According to the nonprofit Center on Budget and Policy Priorities, Arizona ranks first in the country in steep cuts to higher education budgets. The state cut spending during the Great Recession, and funding remains at pre-recession levels. Both the Maricopa and Pima districts saw the most dramatic state decreases from 2011 to 2012. Maricopa's state funding decreased by more than $38 million.
Hartle said he can’t think of any other state that has taken such “draconian” measures.
“In the last couple of years, as we’ve come out of the Great Recession, many states have increased support for higher education to restore funding that was taken away when states were most affected by the economic downturn,” he said. Hartle cited Louisiana, where the governor and Legislature are addressing a budget shortfall and looking at higher education cuts, and said, "In other states we've seen significant proposed cuts to higher education, but proposing to take away all support for community colleges as Arizona has really sets the standard."
Down to Zero
Administrators at Maricopa, which serves about 265,000 students, have been dealing with state funding cuts for some time, as seen in the table below.
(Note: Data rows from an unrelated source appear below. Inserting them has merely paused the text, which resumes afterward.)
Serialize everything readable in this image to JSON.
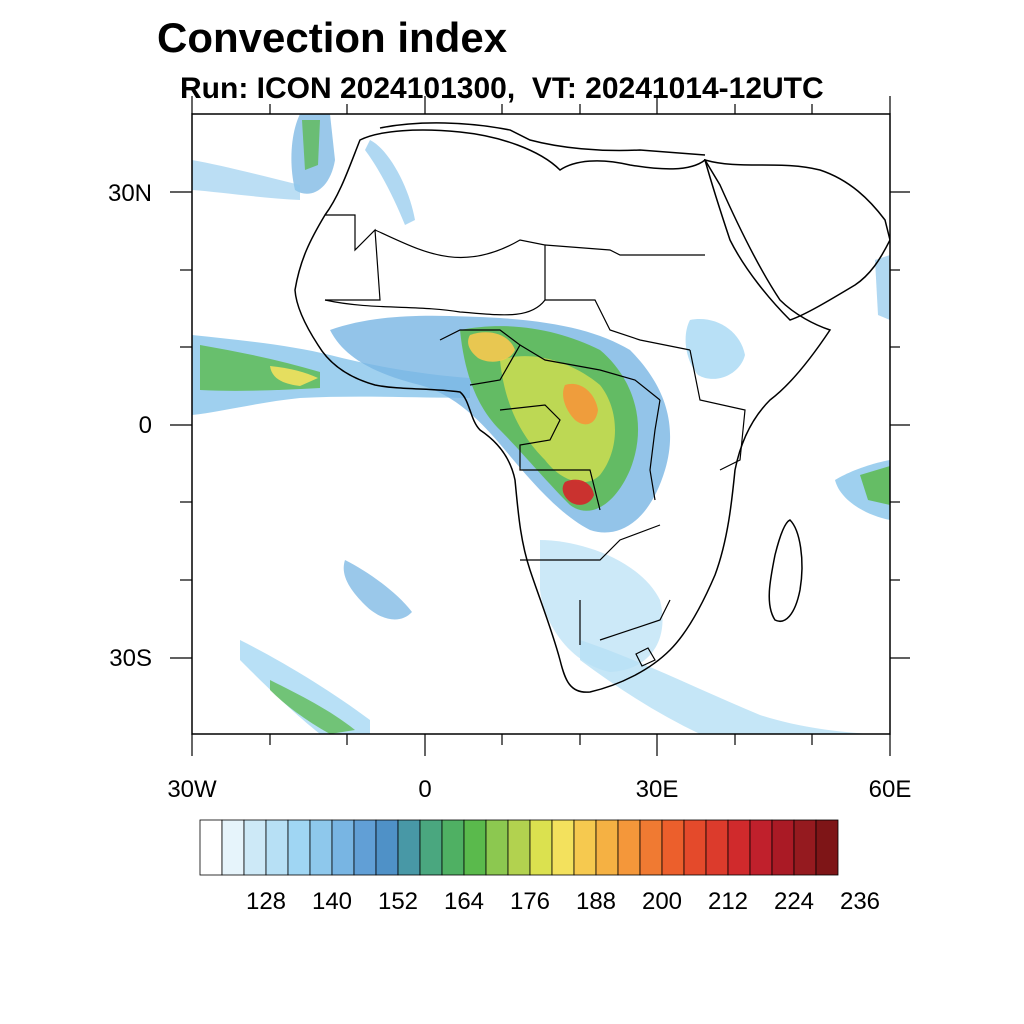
{
  "title": "Convection index",
  "subtitle": "Run: ICON 2024101300,  VT: 20241014-12UTC",
  "map": {
    "lon_range": [
      -30,
      60
    ],
    "lat_range": [
      -40,
      40
    ],
    "x_tick_labels": [
      "30W",
      "0",
      "30E",
      "60E"
    ],
    "y_tick_labels": [
      "30N",
      "0",
      "30S"
    ],
    "field": "convection index"
  },
  "colorbar": {
    "labels": [
      "128",
      "140",
      "152",
      "164",
      "176",
      "188",
      "200",
      "212",
      "224",
      "236"
    ],
    "colors": [
      "#ffffff",
      "#e6f4fb",
      "#cde9f7",
      "#b7e0f5",
      "#a0d6f3",
      "#8ec8ec",
      "#78b5e3",
      "#619fd6",
      "#4f91c7",
      "#4898a6",
      "#4aa77f",
      "#4fb063",
      "#5aba4c",
      "#8cc850",
      "#b2d24f",
      "#dbe14f",
      "#f3e15d",
      "#f6c94f",
      "#f5b143",
      "#f4973a",
      "#f07a32",
      "#ec5f2c",
      "#e44a2b",
      "#dc3b2c",
      "#d02a2c",
      "#c0202c",
      "#aa1a25",
      "#951a1f",
      "#7e1517"
    ]
  }
}
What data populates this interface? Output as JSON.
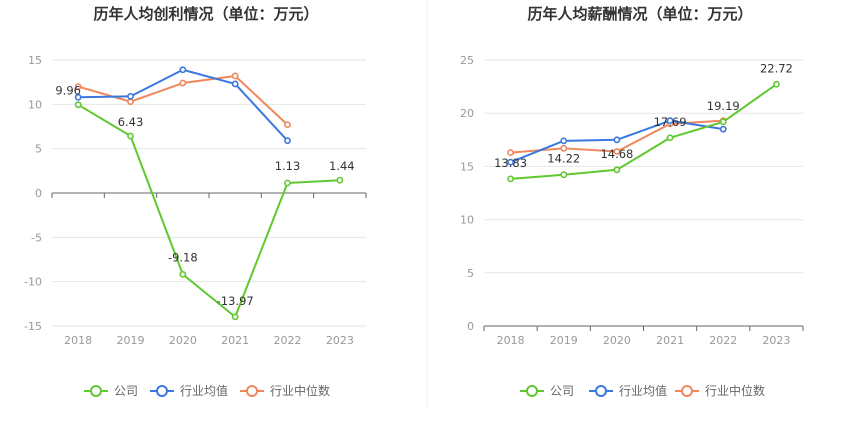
{
  "chart_data": [
    {
      "type": "line",
      "title": "历年人均创利情况（单位：万元）",
      "categories": [
        "2018",
        "2019",
        "2020",
        "2021",
        "2022",
        "2023"
      ],
      "ylim": [
        -15,
        15
      ],
      "yticks": [
        15,
        10,
        5,
        0,
        -5,
        -10,
        -15
      ],
      "grid": true,
      "legend_position": "bottom",
      "series": [
        {
          "name": "公司",
          "color": "#5ec82e",
          "values": [
            9.96,
            6.43,
            -9.18,
            -13.97,
            1.13,
            1.44
          ],
          "labels": [
            "9.96",
            "6.43",
            "-9.18",
            "-13.97",
            "1.13",
            "1.44"
          ]
        },
        {
          "name": "行业均值",
          "color": "#3a78e0",
          "values": [
            10.8,
            10.9,
            13.9,
            12.3,
            5.9,
            null
          ]
        },
        {
          "name": "行业中位数",
          "color": "#f0875c",
          "values": [
            12.0,
            10.3,
            12.4,
            13.2,
            7.7,
            null
          ]
        }
      ]
    },
    {
      "type": "line",
      "title": "历年人均薪酬情况（单位：万元）",
      "categories": [
        "2018",
        "2019",
        "2020",
        "2021",
        "2022",
        "2023"
      ],
      "ylim": [
        0,
        25
      ],
      "yticks": [
        25,
        20,
        15,
        10,
        5,
        0
      ],
      "grid": true,
      "legend_position": "bottom",
      "series": [
        {
          "name": "公司",
          "color": "#5ec82e",
          "values": [
            13.83,
            14.22,
            14.68,
            17.69,
            19.19,
            22.72
          ],
          "labels": [
            "13.83",
            "14.22",
            "14.68",
            "17.69",
            "19.19",
            "22.72"
          ]
        },
        {
          "name": "行业均值",
          "color": "#3a78e0",
          "values": [
            15.4,
            17.4,
            17.5,
            19.3,
            18.5,
            null
          ]
        },
        {
          "name": "行业中位数",
          "color": "#f0875c",
          "values": [
            16.3,
            16.7,
            16.4,
            19.0,
            19.3,
            null
          ]
        }
      ]
    }
  ]
}
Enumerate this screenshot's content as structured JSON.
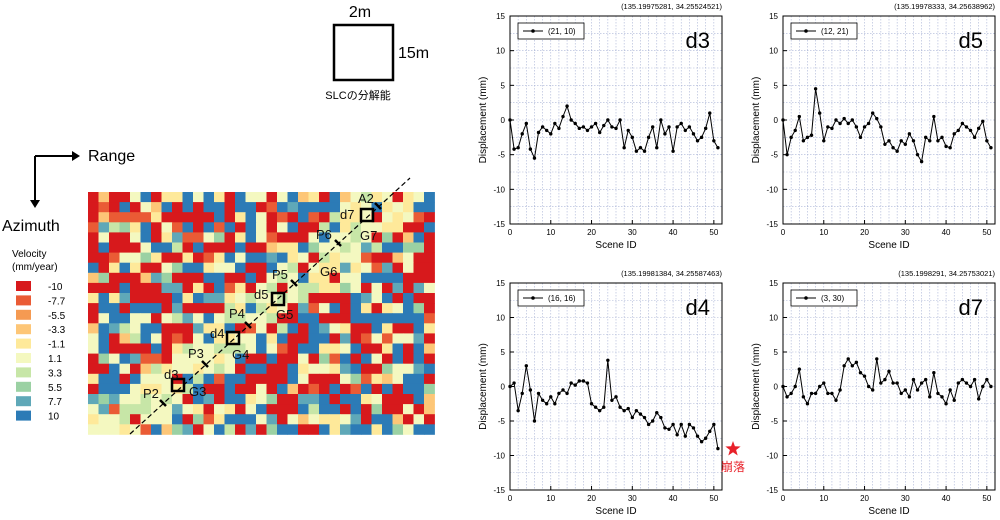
{
  "resolution_box": {
    "width_label": "2m",
    "height_label": "15m",
    "caption": "SLCの分解能"
  },
  "axes_labels": {
    "range": "Range",
    "azimuth": "Azimuth"
  },
  "legend": {
    "title_line1": "Velocity",
    "title_line2": "(mm/year)",
    "items": [
      {
        "label": "-10",
        "color": "#d7191c"
      },
      {
        "label": "-7.7",
        "color": "#ea5b35"
      },
      {
        "label": "-5.5",
        "color": "#f59a52"
      },
      {
        "label": "-3.3",
        "color": "#fdc677"
      },
      {
        "label": "-1.1",
        "color": "#fee99a"
      },
      {
        "label": "1.1",
        "color": "#f4f8c0"
      },
      {
        "label": "3.3",
        "color": "#c7e6a7"
      },
      {
        "label": "5.5",
        "color": "#9bd1a3"
      },
      {
        "label": "7.7",
        "color": "#5fa8b8"
      },
      {
        "label": "10",
        "color": "#2c7bb6"
      }
    ]
  },
  "map_labels": [
    {
      "id": "A2",
      "text": "A2"
    },
    {
      "id": "d7",
      "text": "d7"
    },
    {
      "id": "G7",
      "text": "G7"
    },
    {
      "id": "P6",
      "text": "P6"
    },
    {
      "id": "G6",
      "text": "G6"
    },
    {
      "id": "P5",
      "text": "P5"
    },
    {
      "id": "d5",
      "text": "d5"
    },
    {
      "id": "G5",
      "text": "G5"
    },
    {
      "id": "P4",
      "text": "P4"
    },
    {
      "id": "d4",
      "text": "d4"
    },
    {
      "id": "G4",
      "text": "G4"
    },
    {
      "id": "P3",
      "text": "P3"
    },
    {
      "id": "d3",
      "text": "d3"
    },
    {
      "id": "P2",
      "text": "P2"
    },
    {
      "id": "G3",
      "text": "G3"
    }
  ],
  "collapse": {
    "label": "崩落",
    "color": "#e8212a"
  },
  "chart_data": [
    {
      "type": "line",
      "tag": "d3",
      "coords": "(135.19975281, 34.25524521)",
      "series": [
        {
          "name": "(21, 10)",
          "values": [
            0,
            -4.2,
            -4,
            -2,
            -0.5,
            -4.2,
            -5.5,
            -1.8,
            -1,
            -1.5,
            -2,
            -0.5,
            -1.2,
            0.5,
            2,
            0,
            -0.5,
            -1.2,
            -1,
            -1.5,
            -1,
            -0.5,
            -1.8,
            -0.8,
            0,
            -1,
            -1.2,
            0,
            -4,
            -1.5,
            -2.5,
            -4.5,
            -4,
            -4.5,
            -2.5,
            -1,
            -4,
            0,
            -2,
            -1,
            -4.5,
            -1,
            -0.5,
            -1.5,
            -1,
            -2,
            -3,
            -2.5,
            -1.2,
            1,
            -3,
            -4
          ]
        }
      ],
      "xlabel": "Scene ID",
      "ylabel": "Displacement (mm)",
      "xlim": [
        0,
        52
      ],
      "ylim": [
        -15,
        15
      ],
      "xticks": [
        0,
        10,
        20,
        30,
        40,
        50
      ],
      "yticks": [
        15,
        10,
        5,
        0,
        -5,
        -10,
        -15
      ]
    },
    {
      "type": "line",
      "tag": "d5",
      "coords": "(135.19978333, 34.25638962)",
      "series": [
        {
          "name": "(12, 21)",
          "values": [
            0,
            -5,
            -2.5,
            -1.5,
            0.5,
            -3,
            -2.5,
            -2.2,
            4.5,
            1,
            -3,
            -1,
            -1.2,
            0,
            -0.5,
            0.2,
            -0.5,
            0,
            -1,
            -2.5,
            -1,
            -0.5,
            1,
            0.2,
            -1,
            -3.5,
            -3,
            -4,
            -4.5,
            -3,
            -3.5,
            -2,
            -3,
            -5,
            -6,
            -2.5,
            -3,
            0.5,
            -3,
            -2.5,
            -3.8,
            -4,
            -2,
            -1.5,
            -0.5,
            -1,
            -1.5,
            -2.5,
            -1.2,
            -0.2,
            -3,
            -4
          ]
        }
      ],
      "xlabel": "Scene ID",
      "ylabel": "Displacement (mm)",
      "xlim": [
        0,
        52
      ],
      "ylim": [
        -15,
        15
      ],
      "xticks": [
        0,
        10,
        20,
        30,
        40,
        50
      ],
      "yticks": [
        15,
        10,
        5,
        0,
        -5,
        -10,
        -15
      ]
    },
    {
      "type": "line",
      "tag": "d4",
      "coords": "(135.19981384, 34.25587463)",
      "series": [
        {
          "name": "(16, 16)",
          "values": [
            0,
            0.5,
            -3.5,
            -1,
            3,
            -0.5,
            -5,
            -1,
            -2,
            -2.5,
            -1.5,
            -2.5,
            -1,
            -0.5,
            -1,
            0.5,
            0.2,
            0.8,
            0.8,
            0.5,
            -2.5,
            -3,
            -3.5,
            -3,
            3.8,
            -2,
            -1.5,
            -3,
            -3.5,
            -3.2,
            -4.5,
            -3.5,
            -4,
            -4.5,
            -5.5,
            -5,
            -3.8,
            -4.5,
            -6,
            -6.2,
            -5.5,
            -7,
            -5.5,
            -7.2,
            -5.5,
            -6,
            -7.2,
            -8,
            -7.5,
            -6.5,
            -5.5,
            -9
          ]
        }
      ],
      "xlabel": "Scene ID",
      "ylabel": "Displacement (mm)",
      "xlim": [
        0,
        52
      ],
      "ylim": [
        -15,
        15
      ],
      "xticks": [
        0,
        10,
        20,
        30,
        40,
        50
      ],
      "yticks": [
        15,
        10,
        5,
        0,
        -5,
        -10,
        -15
      ]
    },
    {
      "type": "line",
      "tag": "d7",
      "coords": "(135.1998291, 34.25753021)",
      "series": [
        {
          "name": "(3, 30)",
          "values": [
            0,
            -1.5,
            -1,
            0,
            2.5,
            -1.5,
            -2.5,
            -1,
            -1,
            0,
            0.5,
            -1,
            -1,
            -2,
            -0.5,
            3,
            4,
            3,
            3.5,
            2,
            1.5,
            0,
            -0.5,
            4,
            0.5,
            1,
            2.2,
            0.5,
            0.5,
            -1,
            -0.5,
            -1.5,
            1,
            -0.5,
            0.5,
            1,
            -1.5,
            2,
            -1,
            -1.5,
            -2.5,
            -0.5,
            -2,
            0.5,
            1,
            0.5,
            0,
            1,
            -1.8,
            0,
            1,
            0
          ]
        }
      ],
      "xlabel": "Scene ID",
      "ylabel": "Displacement (mm)",
      "xlim": [
        0,
        52
      ],
      "ylim": [
        -15,
        15
      ],
      "xticks": [
        0,
        10,
        20,
        30,
        40,
        50
      ],
      "yticks": [
        15,
        10,
        5,
        0,
        -5,
        -10,
        -15
      ]
    }
  ]
}
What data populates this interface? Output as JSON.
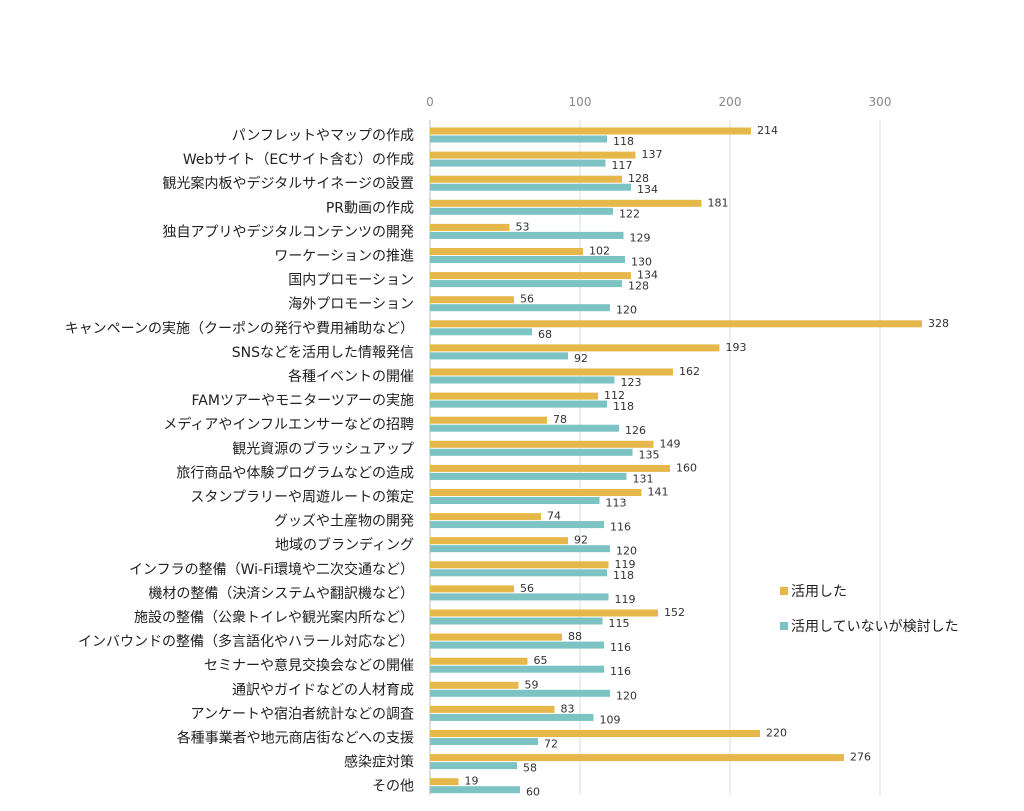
{
  "chart_data": {
    "type": "bar",
    "orientation": "horizontal",
    "title": "",
    "xlabel": "",
    "ylabel": "",
    "xlim": [
      0,
      300
    ],
    "x_ticks": [
      0,
      100,
      200,
      300
    ],
    "x_tick_labels": [
      "0",
      "100",
      "200",
      "300"
    ],
    "grid": true,
    "legend_position": "right",
    "categories": [
      "パンフレットやマップの作成",
      "Webサイト（ECサイト含む）の作成",
      "観光案内板やデジタルサイネージの設置",
      "PR動画の作成",
      "独自アプリやデジタルコンテンツの開発",
      "ワーケーションの推進",
      "国内プロモーション",
      "海外プロモーション",
      "キャンペーンの実施（クーポンの発行や費用補助など）",
      "SNSなどを活用した情報発信",
      "各種イベントの開催",
      "FAMツアーやモニターツアーの実施",
      "メディアやインフルエンサーなどの招聘",
      "観光資源のブラッシュアップ",
      "旅行商品や体験プログラムなどの造成",
      "スタンプラリーや周遊ルートの策定",
      "グッズや土産物の開発",
      "地域のブランディング",
      "インフラの整備（Wi-Fi環境や二次交通など）",
      "機材の整備（決済システムや翻訳機など）",
      "施設の整備（公衆トイレや観光案内所など）",
      "インバウンドの整備（多言語化やハラール対応など）",
      "セミナーや意見交換会などの開催",
      "通訳やガイドなどの人材育成",
      "アンケートや宿泊者統計などの調査",
      "各種事業者や地元商店街などへの支援",
      "感染症対策",
      "その他"
    ],
    "series": [
      {
        "name": "活用した",
        "color": "#E6B84A",
        "values": [
          214,
          137,
          128,
          181,
          53,
          102,
          134,
          56,
          328,
          193,
          162,
          112,
          78,
          149,
          160,
          141,
          74,
          92,
          119,
          56,
          152,
          88,
          65,
          59,
          83,
          220,
          276,
          19
        ]
      },
      {
        "name": "活用していないが検討した",
        "color": "#7DC3C3",
        "values": [
          118,
          117,
          134,
          122,
          129,
          130,
          128,
          120,
          68,
          92,
          123,
          118,
          126,
          135,
          131,
          113,
          116,
          120,
          118,
          119,
          115,
          116,
          116,
          120,
          109,
          72,
          58,
          60
        ]
      }
    ]
  },
  "legend": {
    "items": [
      {
        "label": "活用した",
        "color": "#E6B84A"
      },
      {
        "label": "活用していないが検討した",
        "color": "#7DC3C3"
      }
    ]
  }
}
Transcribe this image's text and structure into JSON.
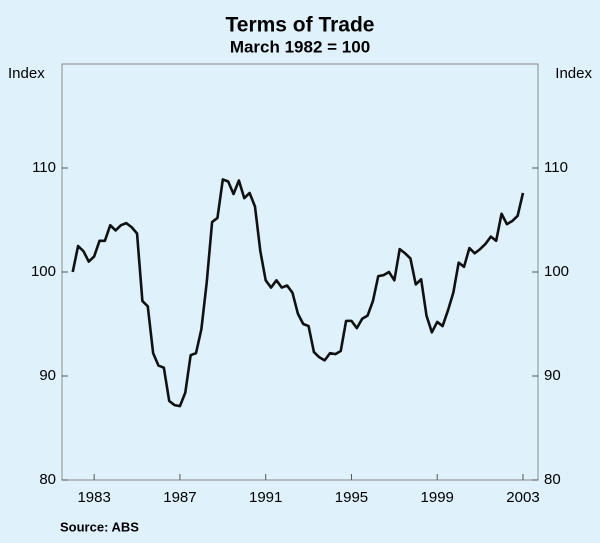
{
  "chart_data": {
    "type": "line",
    "title": "Terms of Trade",
    "subtitle": "March 1982 = 100",
    "ylabel": "Index",
    "y2label": "Index",
    "source": "Source: ABS",
    "x": [
      1982,
      1982.25,
      1982.5,
      1982.75,
      1983,
      1983.25,
      1983.5,
      1983.75,
      1984,
      1984.25,
      1984.5,
      1984.75,
      1985,
      1985.25,
      1985.5,
      1985.75,
      1986,
      1986.25,
      1986.5,
      1986.75,
      1987,
      1987.25,
      1987.5,
      1987.75,
      1988,
      1988.25,
      1988.5,
      1988.75,
      1989,
      1989.25,
      1989.5,
      1989.75,
      1990,
      1990.25,
      1990.5,
      1990.75,
      1991,
      1991.25,
      1991.5,
      1991.75,
      1992,
      1992.25,
      1992.5,
      1992.75,
      1993,
      1993.25,
      1993.5,
      1993.75,
      1994,
      1994.25,
      1994.5,
      1994.75,
      1995,
      1995.25,
      1995.5,
      1995.75,
      1996,
      1996.25,
      1996.5,
      1996.75,
      1997,
      1997.25,
      1997.5,
      1997.75,
      1998,
      1998.25,
      1998.5,
      1998.75,
      1999,
      1999.25,
      1999.5,
      1999.75,
      2000,
      2000.25,
      2000.5,
      2000.75,
      2001,
      2001.25,
      2001.5,
      2001.75,
      2002,
      2002.25,
      2002.5,
      2002.75,
      2003
    ],
    "series": [
      {
        "name": "Terms of Trade",
        "color": "#111111",
        "values": [
          100,
          102.5,
          102,
          101,
          101.5,
          103,
          103,
          104.5,
          104,
          104.5,
          104.7,
          104.3,
          103.7,
          97.2,
          96.7,
          92.2,
          91,
          90.8,
          87.6,
          87.2,
          87.1,
          88.4,
          92,
          92.2,
          94.5,
          99,
          104.8,
          105.2,
          108.9,
          108.7,
          107.5,
          108.8,
          107.1,
          107.6,
          106.3,
          102,
          99.2,
          98.5,
          99.2,
          98.5,
          98.7,
          98,
          96,
          95,
          94.8,
          92.3,
          91.8,
          91.5,
          92.2,
          92.1,
          92.4,
          95.3,
          95.3,
          94.6,
          95.5,
          95.8,
          97.2,
          99.6,
          99.7,
          100,
          99.2,
          102.2,
          101.8,
          101.3,
          98.8,
          99.3,
          95.8,
          94.2,
          95.2,
          94.8,
          96.3,
          98,
          100.9,
          100.5,
          102.3,
          101.8,
          102.2,
          102.7,
          103.4,
          103,
          105.6,
          104.6,
          104.9,
          105.4,
          107.6
        ]
      }
    ],
    "xlim": [
      1981.5,
      2003.7
    ],
    "xticks": [
      1983,
      1987,
      1991,
      1995,
      1999,
      2003
    ],
    "ylim": [
      80,
      120
    ],
    "yticks": [
      80,
      90,
      100,
      110
    ]
  }
}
State Support for Arizona Community College Districts (in millions)
Previous budget cuts have been the catalyst behind Maricopa Corporate College, which caters to companies looking to train employees. The companies, which include Amazon, Ford Motors, Marriott International, Nissan and the City of Phoenix, pay the colleges for training and courses.
That's the sort of "entrepreneurial" thinking that community college leaders must do as states cut their budgets, Bumphus said.
“We definitely saw this [coming] and we’ve been planning on this day,” Maricopa Chancellor Rufus Glasper said.
But the state’s expenditure limitations on community colleges is one additional hurdle Maricopa faces as it looks to public-private partnerships to maintain and increase revenue.
Expenditure limitations place a cap on the amount of local funding colleges can raise, not including grants, federal aid, tuition or fees, in an effort to curb spending and avoid rapid growth. Glasper said the Legislature is listening to their calls to remove those limitations and he’s optimistic there will be progress once the budget process is finalized.
“We’re having conversations with legislative leaders now and we hope over the next year, if not this session, we will be successful,” he said.
“We will have to be successful being aggressive to expand public-private partnerships in order for us to replace a permanent revenue loss of $68 million from over the last 7 years,” Glasper said. “It will need to be a larger volume of corporate members and sustaining members to have predictable revenue.”
The Maricopa governing board decided in January not to raise taxes or tuition. The corporate college has also been open since July 2013, and while it will make money over time, it won’t immediately replace the lost state revenue, Glasper said.
Community colleges in particular will have to become innovative in order to raise revenue and avoid tuition hikes as some states cut back support. For most colleges that means raising money from alumni or increasing fund-raising and development activities.
But most community colleges don’t typically have established alumni networks, and those take time to develop, Hartle said, adding that Tom Hanks's New York Times op-ed praising Chabot College and free tuition at two-year institutions is a rarity.
Community colleges do change lives, but graduates aren’t as vocal about it, he said. “Whether their alumni will be as generous seems doubtful, and few have an emotional connection to community colleges as you would a four-year residential institution.”